This batch was made from about 3 lbs. of dandelion flower heads, 6 cans of 100% white grape juice, 12 oranges and 12 lemons ($37 if you don’t count your time and effort to collect the dandelion flowers). I adapted a 1-gallon recipe from Jack Keller for my 6-gallon batch. Most of the recipes say to remove the flower petals from the dandelion heads. Granted, this isn’t too bad for a 1-gallon batch, but when you are multiplying everything times six, you have to find the most efficient way to proceed. Yeast: Lalvin ICV D47
|Status||Date||Specific Gravity||Fluid Temp.||Air Temp.|
|Secondary Fermentation||2011-04-11||(forgot to check)|
|Second Clearing||2011-05-28 PM|
|Tertiary Clearing||2011-06-09 PM|
|Quaternary Clearing||2011-06-25 PM|
Assembling the ingredients took some time. Since I needed dandelion flower heads I went ahead and did my wife the service of pulling the entire dandelion plant out of the ground. I did this for my entire front yard and part of my backyard. That was pretty much a full day. Overnight, after lightly rinsing the dandelion flower heads, I put them all into our largest bowl and covered with water. This might have leached some of the flavor out of the dandelion heads prior to adding them to the must, but I also know that this would help clean them too. Then the next day I drained off that water and placed all of the dandelion heads and some lemon and orange zest into a mesh sack in the primary fermenter.

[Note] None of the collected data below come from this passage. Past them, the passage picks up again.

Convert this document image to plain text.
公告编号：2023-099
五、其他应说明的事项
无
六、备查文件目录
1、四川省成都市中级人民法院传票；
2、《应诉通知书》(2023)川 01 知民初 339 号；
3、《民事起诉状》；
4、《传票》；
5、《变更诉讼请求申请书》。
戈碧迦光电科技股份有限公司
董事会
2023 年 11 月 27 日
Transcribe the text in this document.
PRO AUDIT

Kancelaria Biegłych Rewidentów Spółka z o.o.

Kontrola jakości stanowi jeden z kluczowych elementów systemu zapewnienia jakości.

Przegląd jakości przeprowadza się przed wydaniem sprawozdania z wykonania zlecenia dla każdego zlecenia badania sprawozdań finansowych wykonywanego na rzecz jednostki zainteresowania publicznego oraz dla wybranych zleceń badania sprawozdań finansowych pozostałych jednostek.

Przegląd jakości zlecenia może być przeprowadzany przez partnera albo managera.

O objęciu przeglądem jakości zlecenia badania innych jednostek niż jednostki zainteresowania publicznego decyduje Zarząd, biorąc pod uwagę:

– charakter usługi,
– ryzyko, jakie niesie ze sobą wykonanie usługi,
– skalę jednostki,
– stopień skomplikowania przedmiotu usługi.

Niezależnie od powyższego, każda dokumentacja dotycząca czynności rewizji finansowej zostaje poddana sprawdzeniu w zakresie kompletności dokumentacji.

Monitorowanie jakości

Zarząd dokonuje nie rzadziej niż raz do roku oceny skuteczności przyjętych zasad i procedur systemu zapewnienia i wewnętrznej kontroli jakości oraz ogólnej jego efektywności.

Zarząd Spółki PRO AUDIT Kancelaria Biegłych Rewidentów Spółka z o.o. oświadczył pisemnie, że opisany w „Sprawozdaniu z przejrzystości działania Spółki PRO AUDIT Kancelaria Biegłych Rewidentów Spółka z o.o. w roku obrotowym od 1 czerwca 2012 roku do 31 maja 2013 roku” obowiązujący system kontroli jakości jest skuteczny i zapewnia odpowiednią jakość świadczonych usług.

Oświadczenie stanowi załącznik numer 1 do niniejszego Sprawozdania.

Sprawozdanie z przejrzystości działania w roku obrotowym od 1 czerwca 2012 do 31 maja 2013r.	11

I poured a gallon of hot water over the dandelion heads, added several cans of concentrated white grape juice, added water and then spent a good hour juicing oranges and lemons. After topping up the must and checking the specific gravity, I let it sit for about 12 hours to let the campden tablets do their work, killing off any unwanted bugs. I got the yeast started about a full day before it was pitched. After the yeast was pitched it took a good day and a half before there was heavy fermentation.
Not much to report.
Added 6 crushed campden tablets and stirred up really well. 2011-05-22: Wine is still cloudy with very little serious clearing happening even at the very top of the carboy. Today I shook the jar a little and a lot of air was escaping the wine. So I spent 15 minutes or so repeatedly shaking the jar and then allowing the air to escape. Perhaps the air trapped in the wine was preventing it from clearing properly. We’ll see.

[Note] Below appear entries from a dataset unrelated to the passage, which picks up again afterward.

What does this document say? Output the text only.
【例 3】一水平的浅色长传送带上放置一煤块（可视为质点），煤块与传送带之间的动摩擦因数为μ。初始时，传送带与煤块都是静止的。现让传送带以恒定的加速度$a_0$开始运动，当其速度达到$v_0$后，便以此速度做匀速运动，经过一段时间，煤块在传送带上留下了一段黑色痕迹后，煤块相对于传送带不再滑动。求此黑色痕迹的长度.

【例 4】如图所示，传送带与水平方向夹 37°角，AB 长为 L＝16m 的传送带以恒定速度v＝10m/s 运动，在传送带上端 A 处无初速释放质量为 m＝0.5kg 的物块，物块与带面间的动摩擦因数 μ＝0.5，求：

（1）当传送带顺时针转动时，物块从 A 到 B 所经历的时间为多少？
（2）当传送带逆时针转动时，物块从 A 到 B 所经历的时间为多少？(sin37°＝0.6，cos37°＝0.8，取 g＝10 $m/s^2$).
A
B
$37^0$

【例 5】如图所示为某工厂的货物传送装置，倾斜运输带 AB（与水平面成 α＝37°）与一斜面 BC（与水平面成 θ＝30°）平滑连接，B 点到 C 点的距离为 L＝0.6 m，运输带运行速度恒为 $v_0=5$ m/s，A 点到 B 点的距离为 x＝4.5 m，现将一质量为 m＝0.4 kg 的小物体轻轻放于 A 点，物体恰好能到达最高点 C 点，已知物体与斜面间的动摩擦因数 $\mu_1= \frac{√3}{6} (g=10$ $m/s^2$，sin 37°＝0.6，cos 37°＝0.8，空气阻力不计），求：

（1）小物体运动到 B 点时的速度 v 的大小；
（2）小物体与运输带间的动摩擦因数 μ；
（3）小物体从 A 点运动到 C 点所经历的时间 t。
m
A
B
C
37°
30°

Well, the primary clearing didn’t clear much at all aside from the really heavy stuff. The wine was still cloudy today so I added another dose of campden tablets as well as half of the packet of chitain from my red wine kit. Then I stirred and stirred and stirred, chasing out yet even more carbon dioxide bubbles. After a few hours this already looks like it will be a more successful clearing. Fingers crossed. 2011-06-04: Finally clearing nicely. Still cloudy but after 7 days a healthy quantity of lees has settled to the bottom.
Wine was very, very clear. Racked into the primary fermenter and sweetened with 3 cups of sugar. Filled 30 bottles.